Attardi cita l’esempio di Amazon Web Services, la sussidiaria di Jeff Bezos che fornisce servizi di cloud computing: «Sfruttando i data center di sua proprietà – fa notare il professore – Amazon può far funzionare i propri servizi di e-commerce e video streaming senza pagare i costi dell’infrastruttura. Non solo: le altre aziende che devono utilizzare servizi informatici ma che non dispongono di data center saranno costrette ad affittare l’infrastruttura pagando un canone proprio ad Amazon o a un’altra Big Tech».
Anche Mario Draghi, nel suo recente rapporto sulla competitività dell’Ue, ha evidenziato l’enorme divario tecnologico tra Usa e Ue: «Tre hyperscaler statunitensi rappresentano da soli oltre il 65% del mercato cloud globale ed europeo», scrive l’ex premier italiano. Draghi esorta quindi l’Europa «a sviluppare il proprio settore tecnologico interno».
Per creare una filiera digitale, spiega il professor Attardi, bisogna fare una cosa semplice, «investire»: «Se per il software ci si può affidare a soluzioni open source che hanno dietro decine di migliaia di sviluppatori al mondo, per l’hardware, ossia i data center, bisogna stanziare ingenti somme. Si tratta di investimenti di medio-lungo termine di cui possono farsi carico i singoli Paesi oppure consorzi tra Paesi diversi, ma il ritorno sull’investimento è sicuro perché non c’è il pericolo che la gente non abbia bisogno di queste infrastrutture».
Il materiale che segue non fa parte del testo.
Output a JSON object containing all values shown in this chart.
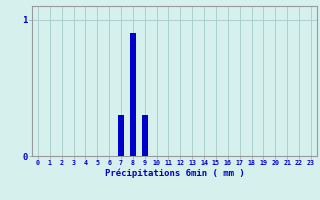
{
  "title": "",
  "xlabel": "Précipitations 6min ( mm )",
  "hours": [
    0,
    1,
    2,
    3,
    4,
    5,
    6,
    7,
    8,
    9,
    10,
    11,
    12,
    13,
    14,
    15,
    16,
    17,
    18,
    19,
    20,
    21,
    22,
    23
  ],
  "values": [
    0,
    0,
    0,
    0,
    0,
    0,
    0,
    0.3,
    0.9,
    0.3,
    0,
    0,
    0,
    0,
    0,
    0,
    0,
    0,
    0,
    0,
    0,
    0,
    0,
    0
  ],
  "bar_color": "#0000cc",
  "bg_color": "#d6f0ee",
  "grid_color": "#aacfcc",
  "ytick_labels": [
    "0",
    "1"
  ],
  "ytick_values": [
    0,
    1
  ],
  "ylim": [
    0,
    1.1
  ],
  "xlim": [
    -0.5,
    23.5
  ],
  "xlabel_color": "#0000cc",
  "tick_color": "#0000cc",
  "axes_color": "#999999",
  "bar_width": 0.5
}
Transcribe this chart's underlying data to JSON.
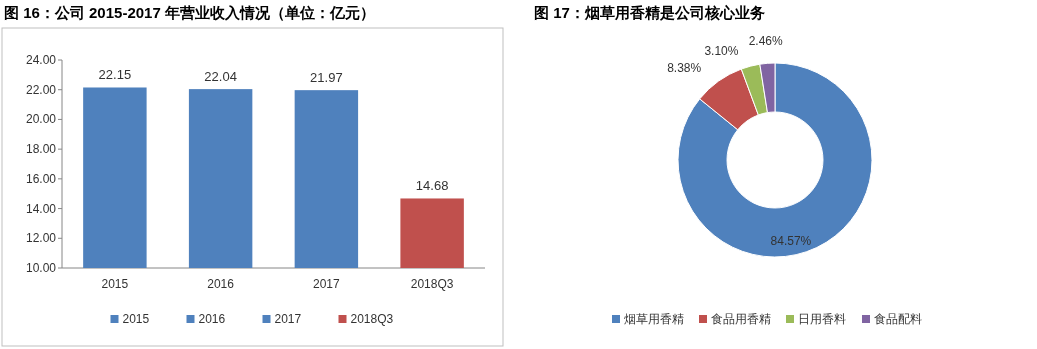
{
  "chart_data": [
    {
      "type": "bar",
      "title": "图 16：公司 2015-2017 年营业收入情况（单位：亿元）",
      "categories": [
        "2015",
        "2016",
        "2017",
        "2018Q3"
      ],
      "series": [
        {
          "name": "2015",
          "color": "#4f81bd",
          "values": [
            22.15,
            null,
            null,
            null
          ]
        },
        {
          "name": "2016",
          "color": "#4f81bd",
          "values": [
            null,
            22.04,
            null,
            null
          ]
        },
        {
          "name": "2017",
          "color": "#4f81bd",
          "values": [
            null,
            null,
            21.97,
            null
          ]
        },
        {
          "name": "2018Q3",
          "color": "#c0504d",
          "values": [
            null,
            null,
            null,
            14.68
          ]
        }
      ],
      "ylim": [
        10,
        24
      ],
      "yticks": [
        {
          "value": 10,
          "label": "10.00"
        },
        {
          "value": 12,
          "label": "12.00"
        },
        {
          "value": 14,
          "label": "14.00"
        },
        {
          "value": 16,
          "label": "16.00"
        },
        {
          "value": 18,
          "label": "18.00"
        },
        {
          "value": 20,
          "label": "20.00"
        },
        {
          "value": 22,
          "label": "22.00"
        },
        {
          "value": 24,
          "label": "24.00"
        }
      ],
      "data_labels": true,
      "legend": "bottom"
    },
    {
      "type": "donut",
      "title": "图 17：烟草用香精是公司核心业务",
      "categories": [
        "烟草用香精",
        "食品用香精",
        "日用香料",
        "食品配料"
      ],
      "values": [
        84.57,
        8.38,
        3.1,
        2.46
      ],
      "value_labels": [
        "84.57%",
        "8.38%",
        "3.10%",
        "2.46%"
      ],
      "colors": [
        "#4f81bd",
        "#c0504d",
        "#9bbb59",
        "#8064a2"
      ],
      "legend": "bottom"
    }
  ]
}
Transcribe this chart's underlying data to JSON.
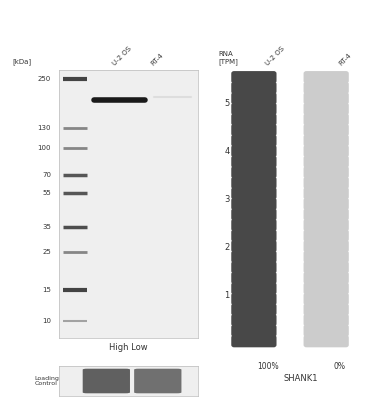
{
  "ladder_kda": [
    250,
    130,
    100,
    70,
    55,
    35,
    25,
    15,
    10
  ],
  "band_kda": 190,
  "sample_labels": [
    "U-2 OS",
    "RT-4"
  ],
  "high_low_label": "High Low",
  "loading_control_label": "Loading\nControl",
  "kda_label": "[kDa]",
  "rna_title": "RNA\n[TPM]",
  "col1_label": "U-2 OS",
  "col2_label": "RT-4",
  "gene_label": "SHANK1",
  "pct1_label": "100%",
  "pct2_label": "0%",
  "n_dots": 26,
  "dot_color_dark": "#484848",
  "dot_color_light": "#cccccc",
  "ytick_vals": [
    1,
    2,
    3,
    4,
    5
  ],
  "log_min": 0.9,
  "log_max": 2.45,
  "blot_bg": "#efefef",
  "blot_edge": "#bbbbbb",
  "lc_bg": "#efefef"
}
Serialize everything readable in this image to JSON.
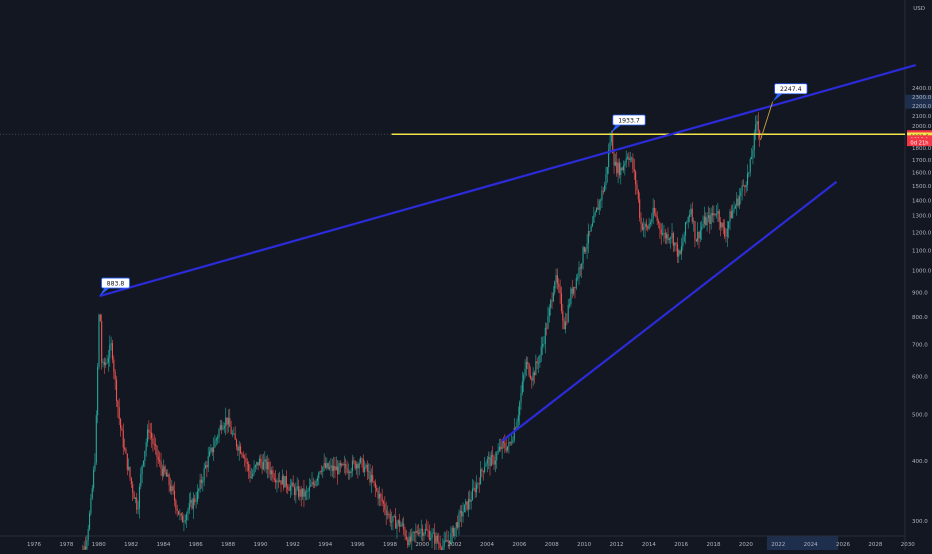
{
  "chart_data": {
    "type": "candlestick",
    "x_unit": "year",
    "y_scale": "log",
    "currency": "USD",
    "y_ticks": [
      300,
      400,
      500,
      600,
      700,
      800,
      900,
      1000,
      1100,
      1200,
      1300,
      1400,
      1500,
      1600,
      1700,
      1800,
      1900,
      2000,
      2100,
      2200,
      2300,
      2400
    ],
    "y_tick_labels": [
      "300.0",
      "400.0",
      "500.0",
      "600.0",
      "700.0",
      "800.0",
      "900.0",
      "1000.0",
      "1100.0",
      "1200.0",
      "1300.0",
      "1400.0",
      "1500.0",
      "1600.0",
      "1700.0",
      "1800.0",
      "1900.0",
      "2000.0",
      "2100.0",
      "2200.0",
      "2300.0",
      "2400.0"
    ],
    "x_ticks": [
      1976,
      1978,
      1980,
      1982,
      1984,
      1986,
      1988,
      1990,
      1992,
      1994,
      1996,
      1998,
      2000,
      2002,
      2004,
      2006,
      2008,
      2010,
      2012,
      2014,
      2016,
      2018,
      2020,
      2022,
      2024,
      2026,
      2028,
      2030
    ],
    "x_tick_labels": [
      "1976",
      "1978",
      "1980",
      "1982",
      "1984",
      "1986",
      "1988",
      "1990",
      "1992",
      "1994",
      "1996",
      "1998",
      "2000",
      "2002",
      "2004",
      "2006",
      "2008",
      "2010",
      "2012",
      "2014",
      "2016",
      "2018",
      "2020",
      "2022",
      "2024",
      "2026",
      "2028",
      "2030"
    ],
    "highlighted_x_range": [
      2021.3,
      2025.7
    ],
    "price_path": [
      [
        1978.6,
        240
      ],
      [
        1979.2,
        270
      ],
      [
        1979.5,
        320
      ],
      [
        1979.8,
        420
      ],
      [
        1980.05,
        883.8
      ],
      [
        1980.2,
        620
      ],
      [
        1980.5,
        650
      ],
      [
        1980.8,
        700
      ],
      [
        1981.0,
        590
      ],
      [
        1981.3,
        480
      ],
      [
        1981.6,
        420
      ],
      [
        1982.0,
        360
      ],
      [
        1982.4,
        320
      ],
      [
        1982.7,
        400
      ],
      [
        1983.1,
        470
      ],
      [
        1983.4,
        430
      ],
      [
        1983.8,
        390
      ],
      [
        1984.2,
        370
      ],
      [
        1984.6,
        340
      ],
      [
        1985.1,
        300
      ],
      [
        1985.6,
        320
      ],
      [
        1986.1,
        340
      ],
      [
        1986.6,
        390
      ],
      [
        1987.2,
        440
      ],
      [
        1987.6,
        480
      ],
      [
        1987.9,
        490
      ],
      [
        1988.4,
        440
      ],
      [
        1988.9,
        420
      ],
      [
        1989.4,
        370
      ],
      [
        1989.9,
        400
      ],
      [
        1990.4,
        390
      ],
      [
        1991.0,
        370
      ],
      [
        1991.6,
        360
      ],
      [
        1992.2,
        345
      ],
      [
        1992.8,
        340
      ],
      [
        1993.3,
        360
      ],
      [
        1993.7,
        390
      ],
      [
        1994.3,
        385
      ],
      [
        1995.0,
        385
      ],
      [
        1995.6,
        390
      ],
      [
        1996.1,
        400
      ],
      [
        1996.6,
        380
      ],
      [
        1997.1,
        350
      ],
      [
        1997.6,
        325
      ],
      [
        1998.1,
        300
      ],
      [
        1998.7,
        295
      ],
      [
        1999.2,
        270
      ],
      [
        1999.8,
        290
      ],
      [
        2000.3,
        285
      ],
      [
        2000.8,
        275
      ],
      [
        2001.3,
        265
      ],
      [
        2001.8,
        280
      ],
      [
        2002.4,
        310
      ],
      [
        2002.9,
        330
      ],
      [
        2003.4,
        360
      ],
      [
        2003.9,
        400
      ],
      [
        2004.4,
        400
      ],
      [
        2004.9,
        430
      ],
      [
        2005.4,
        430
      ],
      [
        2005.9,
        500
      ],
      [
        2006.4,
        640
      ],
      [
        2006.8,
        600
      ],
      [
        2007.3,
        670
      ],
      [
        2007.8,
        800
      ],
      [
        2008.2,
        970
      ],
      [
        2008.5,
        880
      ],
      [
        2008.8,
        760
      ],
      [
        2009.2,
        900
      ],
      [
        2009.6,
        980
      ],
      [
        2010.0,
        1110
      ],
      [
        2010.5,
        1230
      ],
      [
        2010.9,
        1380
      ],
      [
        2011.3,
        1520
      ],
      [
        2011.65,
        1933.7
      ],
      [
        2011.9,
        1650
      ],
      [
        2012.3,
        1620
      ],
      [
        2012.7,
        1760
      ],
      [
        2012.95,
        1680
      ],
      [
        2013.3,
        1450
      ],
      [
        2013.5,
        1250
      ],
      [
        2013.9,
        1220
      ],
      [
        2014.3,
        1320
      ],
      [
        2014.7,
        1230
      ],
      [
        2014.95,
        1180
      ],
      [
        2015.4,
        1190
      ],
      [
        2015.9,
        1060
      ],
      [
        2016.3,
        1240
      ],
      [
        2016.6,
        1360
      ],
      [
        2016.9,
        1160
      ],
      [
        2017.4,
        1260
      ],
      [
        2017.8,
        1280
      ],
      [
        2018.2,
        1340
      ],
      [
        2018.7,
        1180
      ],
      [
        2019.0,
        1290
      ],
      [
        2019.5,
        1400
      ],
      [
        2019.9,
        1520
      ],
      [
        2020.2,
        1600
      ],
      [
        2020.6,
        1970
      ],
      [
        2020.7,
        2070
      ],
      [
        2020.9,
        1870
      ]
    ],
    "annotations": [
      {
        "label": "883.8",
        "x": 1980.05,
        "y": 883.8
      },
      {
        "label": "1933.7",
        "x": 2011.65,
        "y": 1933.7
      },
      {
        "label": "2247.4",
        "x": 2021.65,
        "y": 2247.4
      }
    ],
    "trendlines": [
      {
        "color": "#2b2bd9",
        "from": [
          1980.05,
          883.8
        ],
        "to": [
          2030.5,
          2680
        ]
      },
      {
        "color": "#2b2bd9",
        "from": [
          2004.9,
          440
        ],
        "to": [
          2025.6,
          1530
        ]
      }
    ],
    "projection": {
      "color": "#c6a13a",
      "from": [
        2020.9,
        1870
      ],
      "to": [
        2021.65,
        2247.4
      ]
    },
    "horizontal_line": {
      "color": "#f2e44a",
      "y": 1922.6
    },
    "crosshair_y": 1922.6,
    "price_badges": [
      {
        "label": "1922.6",
        "y": 1922.6,
        "bg": "#f23645",
        "fg": "#ffffff"
      },
      {
        "label": "1922.6",
        "y": 1902.0,
        "bg": "#f2e44a",
        "fg": "#131722"
      },
      {
        "label": "1918.1",
        "y": 1876.0,
        "bg": "#f23645",
        "fg": "#ffffff"
      },
      {
        "label": "0d 21h",
        "y": 1851.0,
        "bg": "#f23645",
        "fg": "#ffffff"
      }
    ],
    "colors": {
      "background": "#131722",
      "up": "#26a69a",
      "down": "#ef5350",
      "axis_text": "#b2b5be",
      "highlight": "#1e2f4d"
    }
  }
}
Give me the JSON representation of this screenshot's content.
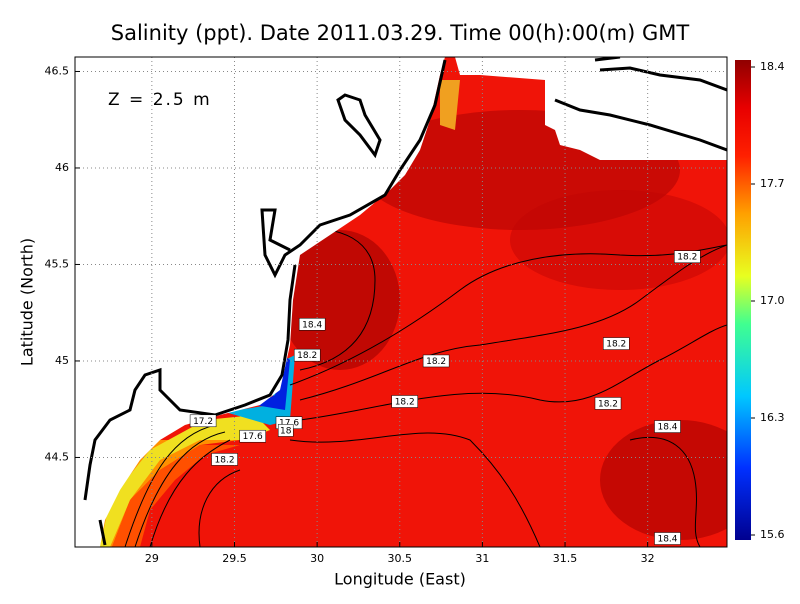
{
  "chart_data": {
    "type": "contour-map",
    "title": "Salinity (ppt). Date 2011.03.29. Time 00(h):00(m) GMT",
    "x_label": "Longitude (East)",
    "y_label": "Latitude (North)",
    "annotation": "Z = 2.5 m",
    "xlim": [
      28.535,
      32.48
    ],
    "ylim": [
      44.036,
      46.575
    ],
    "xticks": [
      29,
      29.5,
      30,
      30.5,
      31,
      31.5,
      32
    ],
    "yticks": [
      44.5,
      45,
      45.5,
      46,
      46.5
    ],
    "grid": true,
    "clim": [
      15.6,
      18.4
    ],
    "cticks": [
      15.6,
      16.3,
      {
        "value": 17,
        "label": "17.0"
      },
      17.7,
      18.4
    ],
    "contour_labels": {
      "x": [
        29.97,
        29.94,
        30.72,
        30.53,
        32.24,
        31.81,
        31.76,
        32.12,
        32.12,
        29.31,
        29.61,
        29.83,
        29.81,
        29.44
      ],
      "y": [
        45.19,
        45.03,
        45.0,
        44.79,
        45.54,
        45.09,
        44.78,
        44.66,
        44.08,
        44.69,
        44.61,
        44.68,
        44.64,
        44.49
      ],
      "values": [
        18.4,
        18.2,
        18.2,
        18.2,
        18.2,
        18.2,
        18.2,
        18.4,
        18.4,
        17.2,
        17.6,
        17.6,
        18,
        18.2
      ]
    }
  }
}
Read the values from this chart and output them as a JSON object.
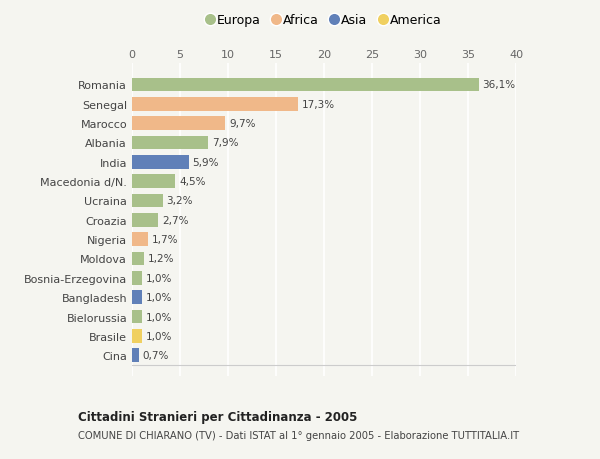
{
  "countries": [
    "Romania",
    "Senegal",
    "Marocco",
    "Albania",
    "India",
    "Macedonia d/N.",
    "Ucraina",
    "Croazia",
    "Nigeria",
    "Moldova",
    "Bosnia-Erzegovina",
    "Bangladesh",
    "Bielorussia",
    "Brasile",
    "Cina"
  ],
  "values": [
    36.1,
    17.3,
    9.7,
    7.9,
    5.9,
    4.5,
    3.2,
    2.7,
    1.7,
    1.2,
    1.0,
    1.0,
    1.0,
    1.0,
    0.7
  ],
  "labels": [
    "36,1%",
    "17,3%",
    "9,7%",
    "7,9%",
    "5,9%",
    "4,5%",
    "3,2%",
    "2,7%",
    "1,7%",
    "1,2%",
    "1,0%",
    "1,0%",
    "1,0%",
    "1,0%",
    "0,7%"
  ],
  "continents": [
    "Europa",
    "Africa",
    "Africa",
    "Europa",
    "Asia",
    "Europa",
    "Europa",
    "Europa",
    "Africa",
    "Europa",
    "Europa",
    "Asia",
    "Europa",
    "America",
    "Asia"
  ],
  "continent_colors": {
    "Europa": "#a8c08a",
    "Africa": "#f0b889",
    "Asia": "#6080b8",
    "America": "#f0d060"
  },
  "legend_order": [
    "Europa",
    "Africa",
    "Asia",
    "America"
  ],
  "xlim": [
    0,
    40
  ],
  "xticks": [
    0,
    5,
    10,
    15,
    20,
    25,
    30,
    35,
    40
  ],
  "title": "Cittadini Stranieri per Cittadinanza - 2005",
  "subtitle": "COMUNE DI CHIARANO (TV) - Dati ISTAT al 1° gennaio 2005 - Elaborazione TUTTITALIA.IT",
  "background_color": "#f5f5f0",
  "bar_height": 0.7
}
Nel 2019, su iniziativa di Germania e Francia, qualcosa si era mosso con l’istituzione di Gaia X, che nei piani originari avrebbe dovuto replicare nel campo del cloud l’esperienza – rivelatasi vincente – di Airbus nell’industria aeronautica: dar vita, cioè, a un colosso tutto Made in Europe. A distanza di cinque anni, però, il progetto sembra naufragato: Gaia X ha abbassato le pretese e si è ridotta a essere solo un’associazione che definisce degli standard di interoperabilità per servizi altrui. Non solo: tra i suoi membri ora ci sono persino le stesse Big Tech rispetto alle quali si sarebbe dovuto tentare di creare una concorrenza.
Così, anche nel settore digitale, la vecchia malandata Europa non solo rinuncia a competere con gli States ma stende pure i tappeti rossi ai titani Usa che vogliono investire qui. Vale anche per il Governo italiano: sovranisti sì, ma vuoi mettere quanto ne sanno gli americani?